I'm half single.
Please tell me it's the bottom half.
I know they r crazy. However porn on a big screen is an easy commitment. They come with mute, stop, fast fwd and replay buttons. if only all women came that way...
By the way the awkward moment from yesterday is now a bad situation I have to figure out.
Thank you Grey Goose.
unlike you, ive never imagined darth vader masturbating
someday when you wake up in a dumpster we'll have to have this conversation again...
triple team girl just facebook chatted me. do i tell her i had a nice time?
Are you sighing at your phone and judging me right now?
Woke up to a break up text for a facebook relationship I didn't even know I was in... 2012 is going to be a good year
I take your giggles as a yes to operation McLaxitives?

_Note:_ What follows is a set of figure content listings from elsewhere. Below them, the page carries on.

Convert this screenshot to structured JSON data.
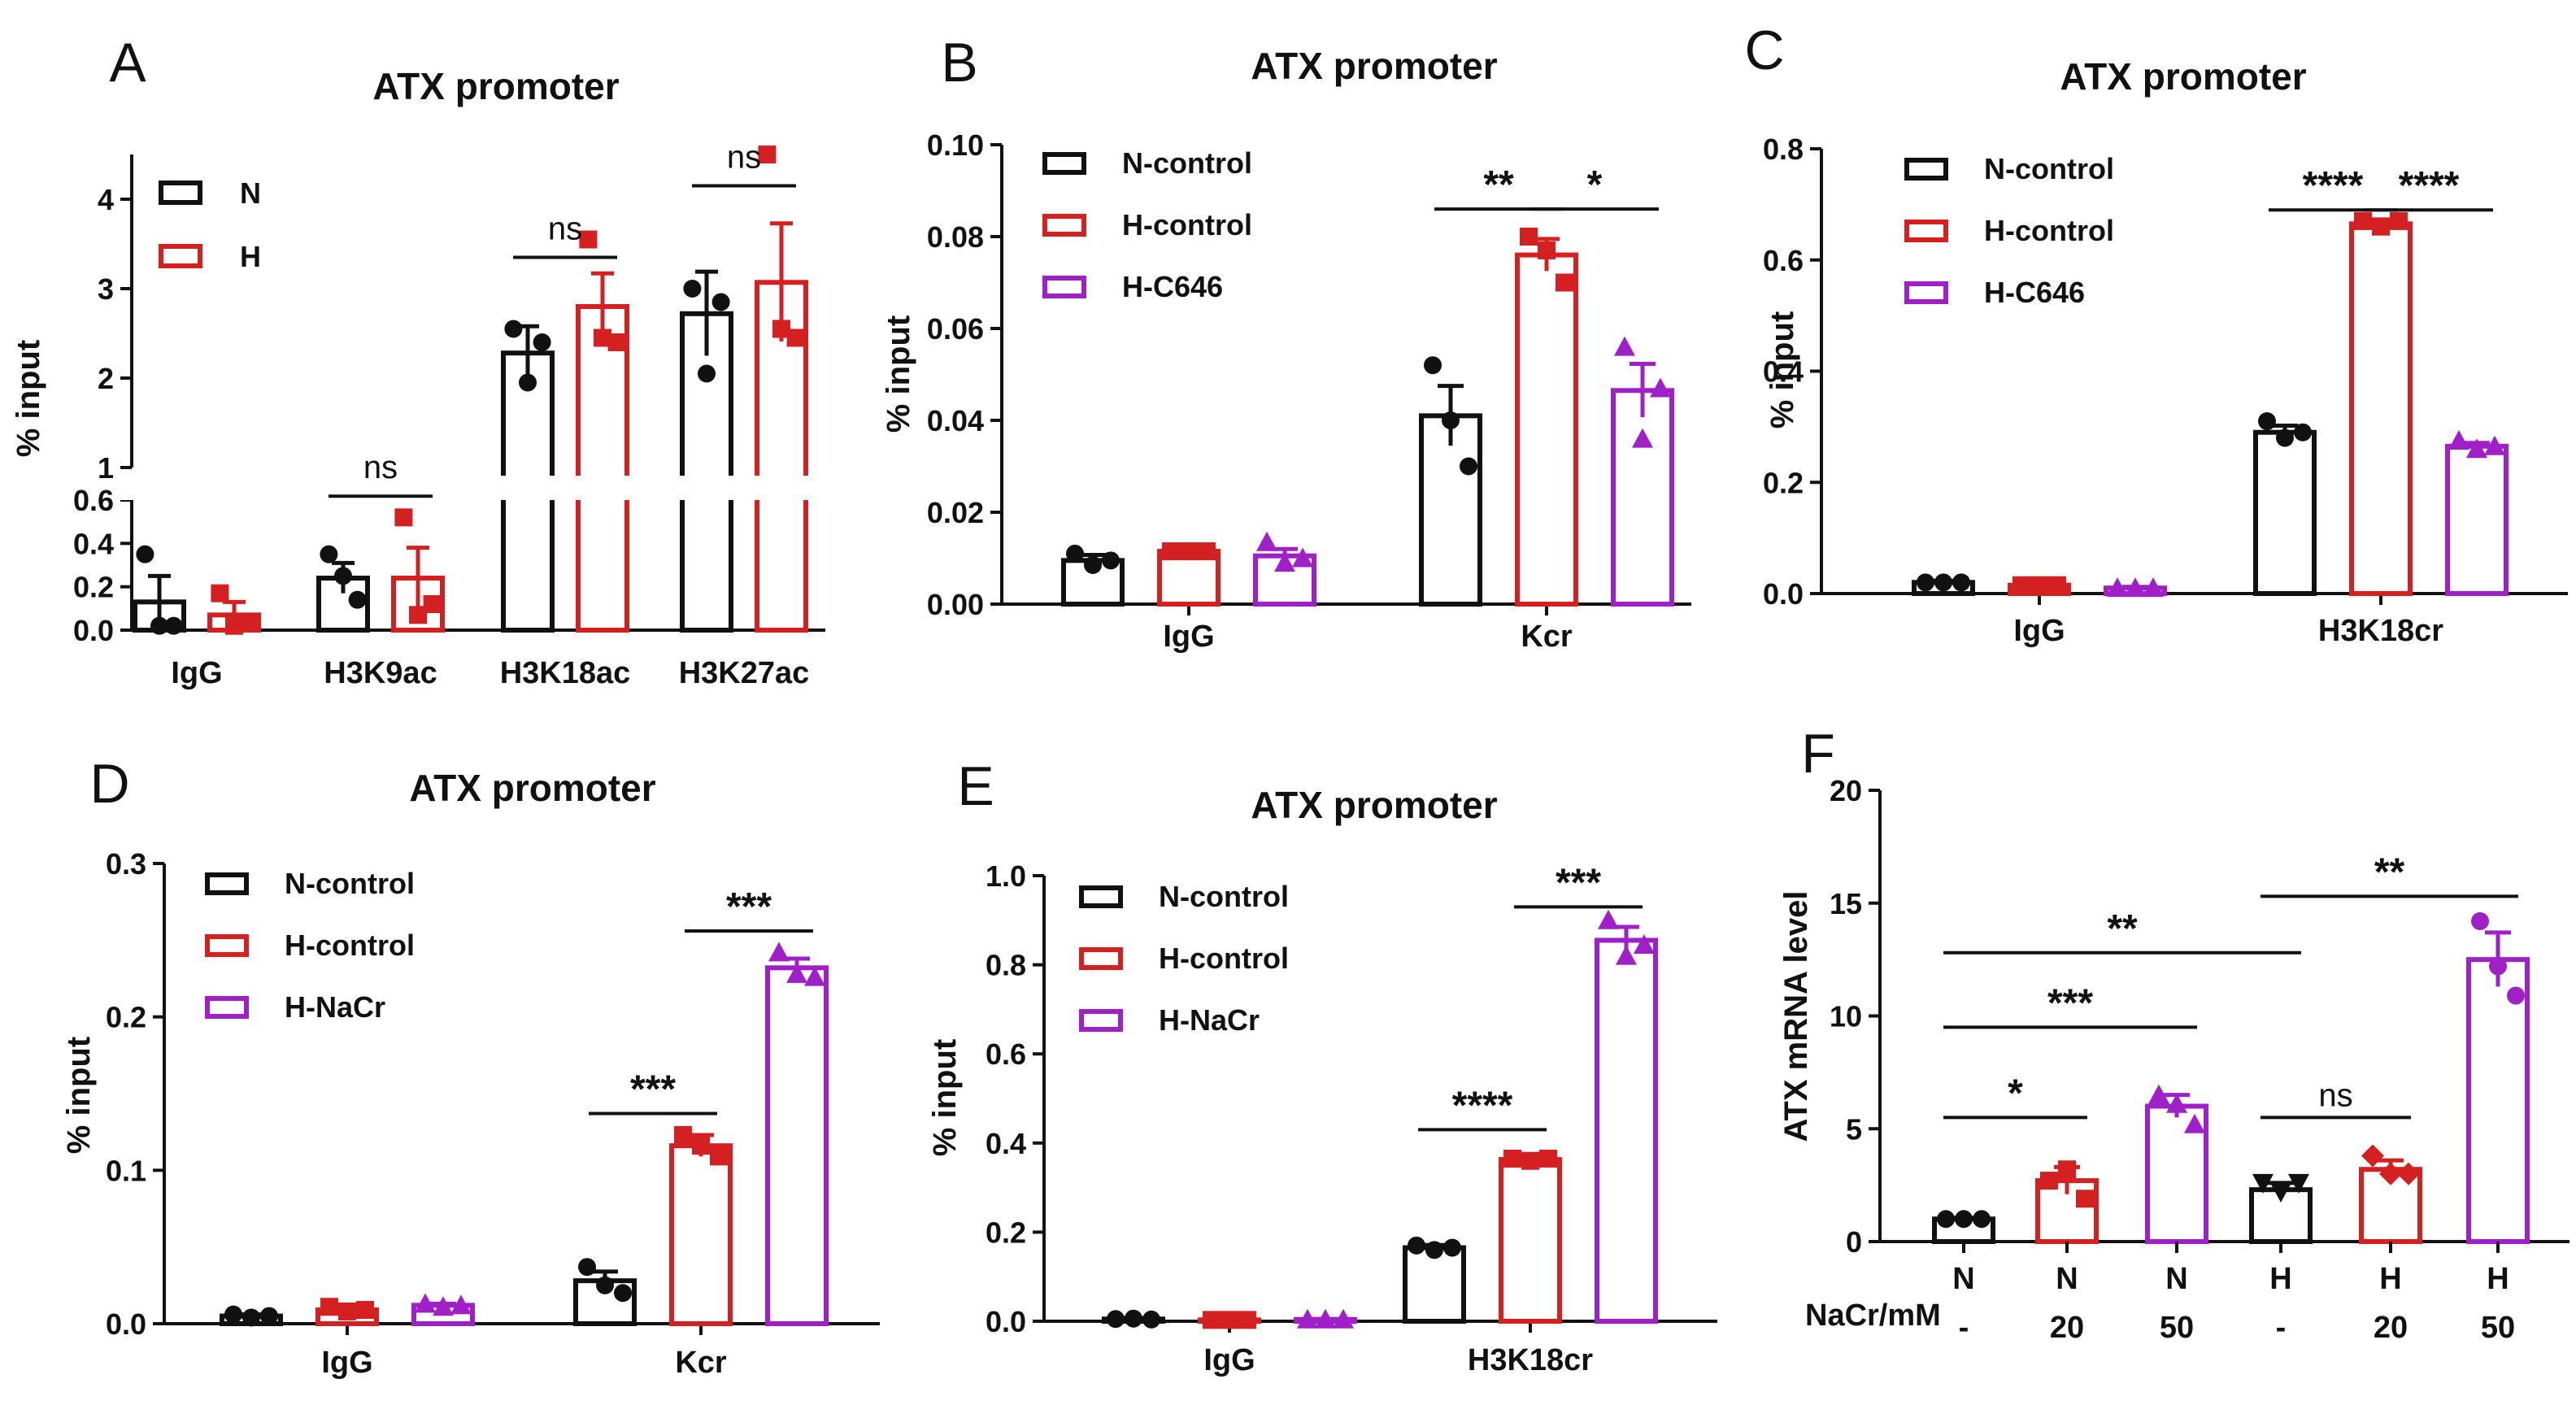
{
  "colors": {
    "N": "#111111",
    "H": "#d42020",
    "purple": "#a020c8"
  },
  "chart_data": [
    {
      "id": "A",
      "panel_label": "A",
      "type": "bar",
      "title": "ATX promoter",
      "ylabel": "% input",
      "y_break": true,
      "ylim_lower": [
        0,
        0.6
      ],
      "ylim_upper": [
        1,
        4.5
      ],
      "yticks_lower": [
        "0.0",
        "0.2",
        "0.4",
        "0.6"
      ],
      "yticks_upper": [
        "1",
        "2",
        "3",
        "4"
      ],
      "categories": [
        "IgG",
        "H3K9ac",
        "H3K18ac",
        "H3K27ac"
      ],
      "series": [
        {
          "name": "N",
          "color_key": "N",
          "marker": "circle",
          "values": [
            0.13,
            0.24,
            2.28,
            2.72
          ],
          "errors": [
            0.12,
            0.07,
            0.3,
            0.47
          ],
          "points": [
            [
              0.35,
              0.02,
              0.02
            ],
            [
              0.35,
              0.25,
              0.14
            ],
            [
              2.55,
              1.95,
              2.4
            ],
            [
              3.0,
              2.05,
              2.85
            ]
          ]
        },
        {
          "name": "H",
          "color_key": "H",
          "marker": "square",
          "values": [
            0.07,
            0.24,
            2.8,
            3.07
          ],
          "errors": [
            0.06,
            0.14,
            0.37,
            0.66
          ],
          "points": [
            [
              0.17,
              0.02,
              0.03
            ],
            [
              0.52,
              0.07,
              0.12
            ],
            [
              3.55,
              2.45,
              2.4
            ],
            [
              4.5,
              2.55,
              2.45
            ]
          ]
        }
      ],
      "legend": [
        {
          "label": "N",
          "color_key": "N"
        },
        {
          "label": "H",
          "color_key": "H"
        }
      ],
      "annotations": [
        {
          "text": "ns",
          "cat": 1,
          "from": 0,
          "to": 1,
          "y": 0.68,
          "style": "ns"
        },
        {
          "text": "ns",
          "cat": 2,
          "from": 0,
          "to": 1,
          "y": 3.35,
          "style": "ns"
        },
        {
          "text": "ns",
          "cat": 3,
          "from": 0,
          "to": 1,
          "y": 4.15,
          "style": "ns"
        }
      ]
    },
    {
      "id": "B",
      "panel_label": "B",
      "type": "bar",
      "title": "ATX promoter",
      "ylabel": "% input",
      "ylim": [
        0,
        0.1
      ],
      "yticks": [
        0,
        0.02,
        0.04,
        0.06,
        0.08,
        0.1
      ],
      "ytick_labels": [
        "0.00",
        "0.02",
        "0.04",
        "0.06",
        "0.08",
        "0.10"
      ],
      "categories": [
        "IgG",
        "Kcr"
      ],
      "series": [
        {
          "name": "N-control",
          "color_key": "N",
          "marker": "circle",
          "values": [
            0.0095,
            0.041
          ],
          "errors": [
            0.0012,
            0.0065
          ],
          "points": [
            [
              0.011,
              0.0085,
              0.0095
            ],
            [
              0.052,
              0.04,
              0.03
            ]
          ]
        },
        {
          "name": "H-control",
          "color_key": "H",
          "marker": "square",
          "values": [
            0.0115,
            0.076
          ],
          "errors": [
            0.0005,
            0.0035
          ],
          "points": [
            [
              0.0115,
              0.0115,
              0.0115
            ],
            [
              0.08,
              0.077,
              0.07
            ]
          ]
        },
        {
          "name": "H-C646",
          "color_key": "purple",
          "marker": "triangle",
          "values": [
            0.0105,
            0.0465
          ],
          "errors": [
            0.0015,
            0.0058
          ],
          "points": [
            [
              0.0135,
              0.009,
              0.01
            ],
            [
              0.056,
              0.036,
              0.047
            ]
          ]
        }
      ],
      "legend": [
        {
          "label": "N-control",
          "color_key": "N"
        },
        {
          "label": "H-control",
          "color_key": "H"
        },
        {
          "label": "H-C646",
          "color_key": "purple"
        }
      ],
      "annotations": [
        {
          "text": "**",
          "cat": 1,
          "from": 0,
          "to": 1,
          "y": 0.086,
          "style": "sig"
        },
        {
          "text": "*",
          "cat": 1,
          "from": 1,
          "to": 2,
          "y": 0.086,
          "style": "sig"
        }
      ]
    },
    {
      "id": "C",
      "panel_label": "C",
      "type": "bar",
      "title": "ATX promoter",
      "ylabel": "% input",
      "ylim": [
        0,
        0.8
      ],
      "yticks": [
        0,
        0.2,
        0.4,
        0.6,
        0.8
      ],
      "ytick_labels": [
        "0.0",
        "0.2",
        "0.4",
        "0.6",
        "0.8"
      ],
      "categories": [
        "IgG",
        "H3K18cr"
      ],
      "series": [
        {
          "name": "N-control",
          "color_key": "N",
          "marker": "circle",
          "values": [
            0.02,
            0.29
          ],
          "errors": [
            0.003,
            0.012
          ],
          "points": [
            [
              0.02,
              0.02,
              0.02
            ],
            [
              0.31,
              0.28,
              0.29
            ]
          ]
        },
        {
          "name": "H-control",
          "color_key": "H",
          "marker": "square",
          "values": [
            0.015,
            0.665
          ],
          "errors": [
            0.002,
            0.008
          ],
          "points": [
            [
              0.015,
              0.015,
              0.015
            ],
            [
              0.67,
              0.66,
              0.67
            ]
          ]
        },
        {
          "name": "H-C646",
          "color_key": "purple",
          "marker": "triangle",
          "values": [
            0.01,
            0.265
          ],
          "errors": [
            0.002,
            0.006
          ],
          "points": [
            [
              0.01,
              0.01,
              0.01
            ],
            [
              0.275,
              0.26,
              0.265
            ]
          ]
        }
      ],
      "legend": [
        {
          "label": "N-control",
          "color_key": "N"
        },
        {
          "label": "H-control",
          "color_key": "H"
        },
        {
          "label": "H-C646",
          "color_key": "purple"
        }
      ],
      "annotations": [
        {
          "text": "****",
          "cat": 1,
          "from": 0,
          "to": 1,
          "y": 0.69,
          "style": "sig"
        },
        {
          "text": "****",
          "cat": 1,
          "from": 1,
          "to": 2,
          "y": 0.69,
          "style": "sig"
        }
      ]
    },
    {
      "id": "D",
      "panel_label": "D",
      "type": "bar",
      "title": "ATX promoter",
      "ylabel": "% input",
      "ylim": [
        0,
        0.3
      ],
      "yticks": [
        0,
        0.1,
        0.2,
        0.3
      ],
      "ytick_labels": [
        "0.0",
        "0.1",
        "0.2",
        "0.3"
      ],
      "categories": [
        "IgG",
        "Kcr"
      ],
      "series": [
        {
          "name": "N-control",
          "color_key": "N",
          "marker": "circle",
          "values": [
            0.005,
            0.028
          ],
          "errors": [
            0.001,
            0.006
          ],
          "points": [
            [
              0.006,
              0.004,
              0.005
            ],
            [
              0.037,
              0.025,
              0.02
            ]
          ]
        },
        {
          "name": "H-control",
          "color_key": "H",
          "marker": "square",
          "values": [
            0.009,
            0.116
          ],
          "errors": [
            0.002,
            0.007
          ],
          "points": [
            [
              0.011,
              0.008,
              0.009
            ],
            [
              0.123,
              0.116,
              0.109
            ]
          ]
        },
        {
          "name": "H-NaCr",
          "color_key": "purple",
          "marker": "triangle",
          "values": [
            0.012,
            0.232
          ],
          "errors": [
            0.001,
            0.006
          ],
          "points": [
            [
              0.013,
              0.011,
              0.012
            ],
            [
              0.242,
              0.228,
              0.226
            ]
          ]
        }
      ],
      "legend": [
        {
          "label": "N-control",
          "color_key": "N"
        },
        {
          "label": "H-control",
          "color_key": "H"
        },
        {
          "label": "H-NaCr",
          "color_key": "purple"
        }
      ],
      "annotations": [
        {
          "text": "***",
          "cat": 1,
          "from": 0,
          "to": 1,
          "y": 0.137,
          "style": "sig"
        },
        {
          "text": "***",
          "cat": 1,
          "from": 1,
          "to": 2,
          "y": 0.256,
          "style": "sig"
        }
      ]
    },
    {
      "id": "E",
      "panel_label": "E",
      "type": "bar",
      "title": "ATX promoter",
      "ylabel": "% input",
      "ylim": [
        0,
        1.0
      ],
      "yticks": [
        0,
        0.2,
        0.4,
        0.6,
        0.8,
        1.0
      ],
      "ytick_labels": [
        "0.0",
        "0.2",
        "0.4",
        "0.6",
        "0.8",
        "1.0"
      ],
      "categories": [
        "IgG",
        "H3K18cr"
      ],
      "series": [
        {
          "name": "N-control",
          "color_key": "N",
          "marker": "circle",
          "values": [
            0.005,
            0.165
          ],
          "errors": [
            0.002,
            0.006
          ],
          "points": [
            [
              0.005,
              0.006,
              0.004
            ],
            [
              0.17,
              0.16,
              0.165
            ]
          ]
        },
        {
          "name": "H-control",
          "color_key": "H",
          "marker": "square",
          "values": [
            0.003,
            0.363
          ],
          "errors": [
            0.001,
            0.004
          ],
          "points": [
            [
              0.003,
              0.003,
              0.003
            ],
            [
              0.365,
              0.36,
              0.365
            ]
          ]
        },
        {
          "name": "H-NaCr",
          "color_key": "purple",
          "marker": "triangle",
          "values": [
            0.004,
            0.855
          ],
          "errors": [
            0.001,
            0.03
          ],
          "points": [
            [
              0.004,
              0.004,
              0.004
            ],
            [
              0.9,
              0.82,
              0.845
            ]
          ]
        }
      ],
      "legend": [
        {
          "label": "N-control",
          "color_key": "N"
        },
        {
          "label": "H-control",
          "color_key": "H"
        },
        {
          "label": "H-NaCr",
          "color_key": "purple"
        }
      ],
      "annotations": [
        {
          "text": "****",
          "cat": 1,
          "from": 0,
          "to": 1,
          "y": 0.43,
          "style": "sig"
        },
        {
          "text": "***",
          "cat": 1,
          "from": 1,
          "to": 2,
          "y": 0.93,
          "style": "sig"
        }
      ]
    },
    {
      "id": "F",
      "panel_label": "F",
      "type": "bar",
      "title": "",
      "ylabel": "ATX mRNA level",
      "ylim": [
        0,
        20
      ],
      "yticks": [
        0,
        5,
        10,
        15,
        20
      ],
      "ytick_labels": [
        "0",
        "5",
        "10",
        "15",
        "20"
      ],
      "row1_label": "",
      "row2_label": "NaCr/mM",
      "categories": [
        "N",
        "N",
        "N",
        "H",
        "H",
        "H"
      ],
      "categories_row2": [
        "-",
        "20",
        "50",
        "-",
        "20",
        "50"
      ],
      "values": [
        1.0,
        2.7,
        6.0,
        2.3,
        3.2,
        12.5
      ],
      "errors": [
        0.05,
        0.6,
        0.5,
        0.3,
        0.4,
        1.2
      ],
      "color_keys": [
        "N",
        "H",
        "purple",
        "N",
        "H",
        "purple"
      ],
      "markers": [
        "circle",
        "square",
        "triangle",
        "triangledown",
        "diamond",
        "circle"
      ],
      "points": [
        [
          1.0,
          1.0,
          1.0
        ],
        [
          2.7,
          3.2,
          1.9
        ],
        [
          6.5,
          6.1,
          5.2
        ],
        [
          2.6,
          2.2,
          2.6
        ],
        [
          3.8,
          3.0,
          3.0
        ],
        [
          14.2,
          12.2,
          10.9
        ]
      ],
      "annotations": [
        {
          "text": "*",
          "from": 0,
          "to": 1,
          "y": 5.5,
          "style": "sig"
        },
        {
          "text": "***",
          "from": 0,
          "to": 2,
          "y": 9.5,
          "style": "sig"
        },
        {
          "text": "**",
          "from": 0,
          "to": 3,
          "y": 12.8,
          "style": "sig"
        },
        {
          "text": "ns",
          "from": 3,
          "to": 4,
          "y": 5.5,
          "style": "ns"
        },
        {
          "text": "**",
          "from": 3,
          "to": 5,
          "y": 15.3,
          "style": "sig"
        }
      ]
    }
  ]
}
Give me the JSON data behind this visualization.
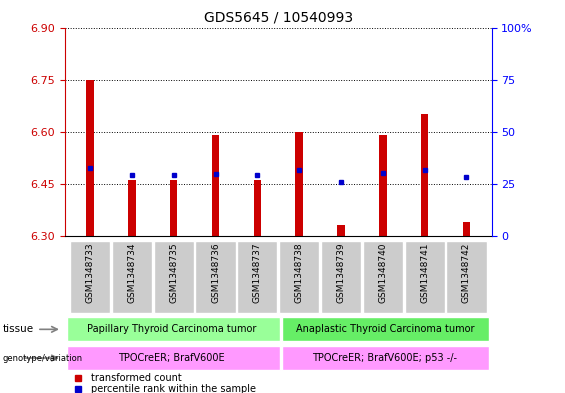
{
  "title": "GDS5645 / 10540993",
  "samples": [
    "GSM1348733",
    "GSM1348734",
    "GSM1348735",
    "GSM1348736",
    "GSM1348737",
    "GSM1348738",
    "GSM1348739",
    "GSM1348740",
    "GSM1348741",
    "GSM1348742"
  ],
  "red_values": [
    6.75,
    6.46,
    6.46,
    6.59,
    6.46,
    6.6,
    6.33,
    6.59,
    6.65,
    6.34
  ],
  "blue_values": [
    6.495,
    6.475,
    6.475,
    6.478,
    6.475,
    6.49,
    6.455,
    6.48,
    6.49,
    6.47
  ],
  "ymin": 6.3,
  "ymax": 6.9,
  "yticks": [
    6.3,
    6.45,
    6.6,
    6.75,
    6.9
  ],
  "y2min": 0,
  "y2max": 100,
  "y2ticks": [
    0,
    25,
    50,
    75,
    100
  ],
  "bar_width": 0.18,
  "red_color": "#cc0000",
  "blue_color": "#0000cc",
  "tissue_group1_label": "Papillary Thyroid Carcinoma tumor",
  "tissue_group2_label": "Anaplastic Thyroid Carcinoma tumor",
  "genotype_group1_label": "TPOCreER; BrafV600E",
  "genotype_group2_label": "TPOCreER; BrafV600E; p53 -/-",
  "tissue_color1": "#99ff99",
  "tissue_color2": "#66ee66",
  "genotype_color": "#ff99ff",
  "legend_red": "transformed count",
  "legend_blue": "percentile rank within the sample",
  "group1_size": 5,
  "group2_size": 5,
  "tick_bg_color": "#cccccc"
}
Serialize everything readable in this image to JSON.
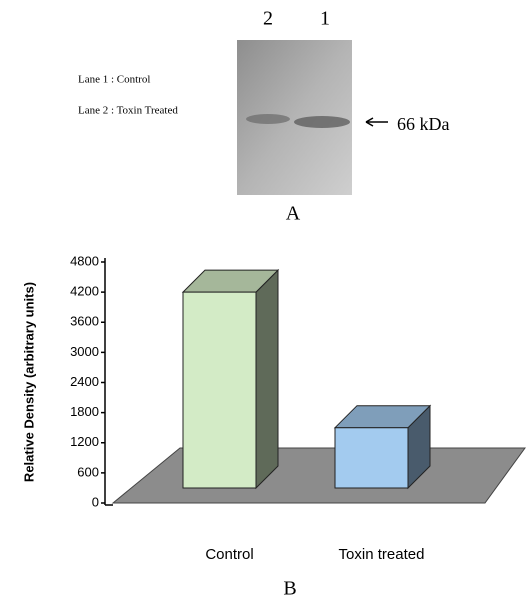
{
  "blot": {
    "lane_numbers": [
      "2",
      "1"
    ],
    "legend": [
      "Lane 1 :  Control",
      "Lane 2 :  Toxin Treated"
    ],
    "marker": "66 kDa",
    "panel_label": "A"
  },
  "chart_data": {
    "type": "bar3d",
    "panel_label": "B",
    "ylabel": "Relative Density (arbitrary units)",
    "categories": [
      "Control",
      "Toxin treated"
    ],
    "values": [
      4200,
      1500
    ],
    "colors": [
      "#d3ebc6",
      "#a3cbef"
    ],
    "ylim": [
      0,
      4800
    ],
    "yticks": [
      0,
      600,
      1200,
      1800,
      2400,
      3000,
      3600,
      4200,
      4800
    ]
  }
}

I've made friends with the guy dressed as a gorilla that was chasing the guy dressed as a banana around with a super soaker full of vodka. I feel this will be a good relationship for me.
Did the vodka turn my hair yellow or did something else happen last night?
oh yeah, there may or may not be a large boa loose in the house when you get home.
I'm wine drunk & this is not good news for anybody
went to class still drunk this morning and my professor made the class give me a round of applause and said, "see people, THIS is inspirational... if she can make it to class in this condition there is no excuse not to show up!"
He's eating a sriracha ravioli sandwich. How do you think the night is going?